While it is running?
When it shuts off?
Is it one bang or, multiple bangs?


----------



## TxBuilder (Oct 8, 2009)

There are toilet Monster?


----------



## funetical (Oct 8, 2009)

The Bang happens after the flush. The more to flush the louder the bang. I think. It hard to gauge and it's never the same sound. Almost a gurgling bang? I know of toilet monsters but arn't they generally good natured?


----------



## Speedbump (Oct 9, 2009)

> The more to flush the louder the bang



Wow, you left yourself wide open with that one!  Talk about Toilet Monsters!


----------



## funetical (Oct 9, 2009)

Funny. But seriously I think it's my pipes. It would have to be right? I'm not having any thing come back up and there's no Leaks. Could Air be getting in there somehow?

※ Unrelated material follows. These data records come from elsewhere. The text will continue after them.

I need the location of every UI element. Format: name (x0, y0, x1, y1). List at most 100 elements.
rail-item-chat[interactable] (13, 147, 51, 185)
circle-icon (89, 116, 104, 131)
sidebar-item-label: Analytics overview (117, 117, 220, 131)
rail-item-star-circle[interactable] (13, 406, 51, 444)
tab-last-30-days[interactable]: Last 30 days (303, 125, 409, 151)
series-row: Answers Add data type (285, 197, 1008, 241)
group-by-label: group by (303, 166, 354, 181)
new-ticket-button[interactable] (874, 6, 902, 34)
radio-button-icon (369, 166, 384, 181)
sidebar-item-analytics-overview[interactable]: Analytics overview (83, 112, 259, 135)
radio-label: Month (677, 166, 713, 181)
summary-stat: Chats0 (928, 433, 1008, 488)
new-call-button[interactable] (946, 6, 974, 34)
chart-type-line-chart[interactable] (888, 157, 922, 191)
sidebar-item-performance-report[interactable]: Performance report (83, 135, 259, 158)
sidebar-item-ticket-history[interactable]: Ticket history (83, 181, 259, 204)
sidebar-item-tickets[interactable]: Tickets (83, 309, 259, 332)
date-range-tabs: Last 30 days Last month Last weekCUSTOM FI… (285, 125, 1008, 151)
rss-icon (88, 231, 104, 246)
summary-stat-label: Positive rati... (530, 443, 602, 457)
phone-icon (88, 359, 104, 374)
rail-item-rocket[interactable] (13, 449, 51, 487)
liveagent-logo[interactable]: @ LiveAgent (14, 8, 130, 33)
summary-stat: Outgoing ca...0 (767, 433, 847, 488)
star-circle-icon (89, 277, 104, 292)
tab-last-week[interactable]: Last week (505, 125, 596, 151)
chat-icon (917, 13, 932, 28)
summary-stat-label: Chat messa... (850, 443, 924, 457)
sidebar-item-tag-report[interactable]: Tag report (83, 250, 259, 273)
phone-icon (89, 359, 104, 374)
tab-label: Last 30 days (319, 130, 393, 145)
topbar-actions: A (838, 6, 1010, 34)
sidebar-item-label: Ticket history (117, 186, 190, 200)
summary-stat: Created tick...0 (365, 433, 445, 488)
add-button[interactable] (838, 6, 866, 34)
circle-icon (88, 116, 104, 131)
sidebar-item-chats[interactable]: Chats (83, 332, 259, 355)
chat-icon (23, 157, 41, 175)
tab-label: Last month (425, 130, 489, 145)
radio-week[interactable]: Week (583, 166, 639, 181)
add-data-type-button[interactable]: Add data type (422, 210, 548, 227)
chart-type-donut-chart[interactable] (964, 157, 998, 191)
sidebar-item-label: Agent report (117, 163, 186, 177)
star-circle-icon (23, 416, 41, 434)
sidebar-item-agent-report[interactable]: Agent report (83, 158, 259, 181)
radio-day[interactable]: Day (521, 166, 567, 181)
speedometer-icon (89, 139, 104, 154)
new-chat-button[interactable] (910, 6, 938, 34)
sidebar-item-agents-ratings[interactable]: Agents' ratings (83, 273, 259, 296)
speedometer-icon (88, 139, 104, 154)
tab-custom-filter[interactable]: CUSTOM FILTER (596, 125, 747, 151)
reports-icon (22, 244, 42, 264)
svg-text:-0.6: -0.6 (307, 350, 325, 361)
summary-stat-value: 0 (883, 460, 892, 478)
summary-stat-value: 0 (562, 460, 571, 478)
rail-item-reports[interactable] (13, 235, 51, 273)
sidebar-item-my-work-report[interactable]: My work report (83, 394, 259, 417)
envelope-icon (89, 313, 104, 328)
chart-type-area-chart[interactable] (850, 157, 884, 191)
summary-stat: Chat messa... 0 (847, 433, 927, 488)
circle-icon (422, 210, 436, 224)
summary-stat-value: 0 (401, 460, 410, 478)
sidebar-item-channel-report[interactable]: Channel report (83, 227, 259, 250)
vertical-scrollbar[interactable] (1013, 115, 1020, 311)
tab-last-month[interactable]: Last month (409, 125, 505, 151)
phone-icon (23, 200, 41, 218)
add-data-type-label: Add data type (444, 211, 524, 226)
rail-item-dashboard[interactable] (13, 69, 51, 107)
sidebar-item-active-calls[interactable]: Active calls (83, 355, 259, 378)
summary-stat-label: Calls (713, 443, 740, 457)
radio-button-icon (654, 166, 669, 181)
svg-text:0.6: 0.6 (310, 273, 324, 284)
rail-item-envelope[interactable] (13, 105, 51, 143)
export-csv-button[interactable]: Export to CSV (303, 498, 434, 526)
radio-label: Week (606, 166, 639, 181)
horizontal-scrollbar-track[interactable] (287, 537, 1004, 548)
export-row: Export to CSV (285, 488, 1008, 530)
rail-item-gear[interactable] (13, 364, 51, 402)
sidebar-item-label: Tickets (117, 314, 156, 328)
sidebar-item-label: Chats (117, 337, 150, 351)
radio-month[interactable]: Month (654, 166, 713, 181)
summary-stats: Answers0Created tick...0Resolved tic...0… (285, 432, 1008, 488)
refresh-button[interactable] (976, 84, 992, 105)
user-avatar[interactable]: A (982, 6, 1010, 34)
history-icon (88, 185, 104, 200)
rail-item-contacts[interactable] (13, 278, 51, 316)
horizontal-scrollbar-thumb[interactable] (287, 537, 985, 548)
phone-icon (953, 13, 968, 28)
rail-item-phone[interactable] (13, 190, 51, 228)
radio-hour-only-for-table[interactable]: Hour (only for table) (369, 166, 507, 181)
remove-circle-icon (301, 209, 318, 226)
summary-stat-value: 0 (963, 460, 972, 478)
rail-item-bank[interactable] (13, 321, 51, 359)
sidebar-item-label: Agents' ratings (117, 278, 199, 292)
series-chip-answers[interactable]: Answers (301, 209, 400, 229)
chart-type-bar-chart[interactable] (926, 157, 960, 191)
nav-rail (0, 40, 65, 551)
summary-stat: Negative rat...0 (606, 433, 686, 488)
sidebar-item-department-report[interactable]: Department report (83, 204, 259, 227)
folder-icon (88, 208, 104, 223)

Could something at street level be causing this?


----------



## Cork-Guy (Oct 9, 2009)

funetical said:


> Funny. But seriously I think it's my pipes. It would have to be right? I'm not having any thing come back up and there's no Leaks. Could Air be getting in there somehow? Could something at street level be causing this?



Has this always happened, or did it start out of nowhere? It honestly sounds like you have a object of some sort in there... or one pissed off toilet monster.


----------



## Speedbump (Oct 10, 2009)

Could this bang be when the filler shuts off?

Are you on a well or city water?


----------



## Redwood (Oct 11, 2009)

Speedbump said:


> Could this bang be when the filler shuts off?
> 
> Are you on a well or city water?



Thats what I was trying to find out...
Its kind of funny but if my questions were answered accurately I could have just typed the answer instead of this.

But there seems to be more interest in toilet monsters...
I have never found them to be a source of banging noises from a toilet.
But who knows this may be the first.


----------



## Speedbump (Oct 12, 2009)

I agree, they (the monsters) can be a problem sometimes.  But it always seems that the OP's never seem to want to answer pertinent questions.  With the answers to such questions usually come the solutions.


----------



## funetical (Apr 19, 2010)

For the record, I never figured it out. Still does it. I thought I was going to buy the house I'm in, turns out the owner wants more than it's worth so I am moving on.


----------



## Redwood (Apr 19, 2010)

I guess we'll never get the answers now...
Must be a toilet monster...


----------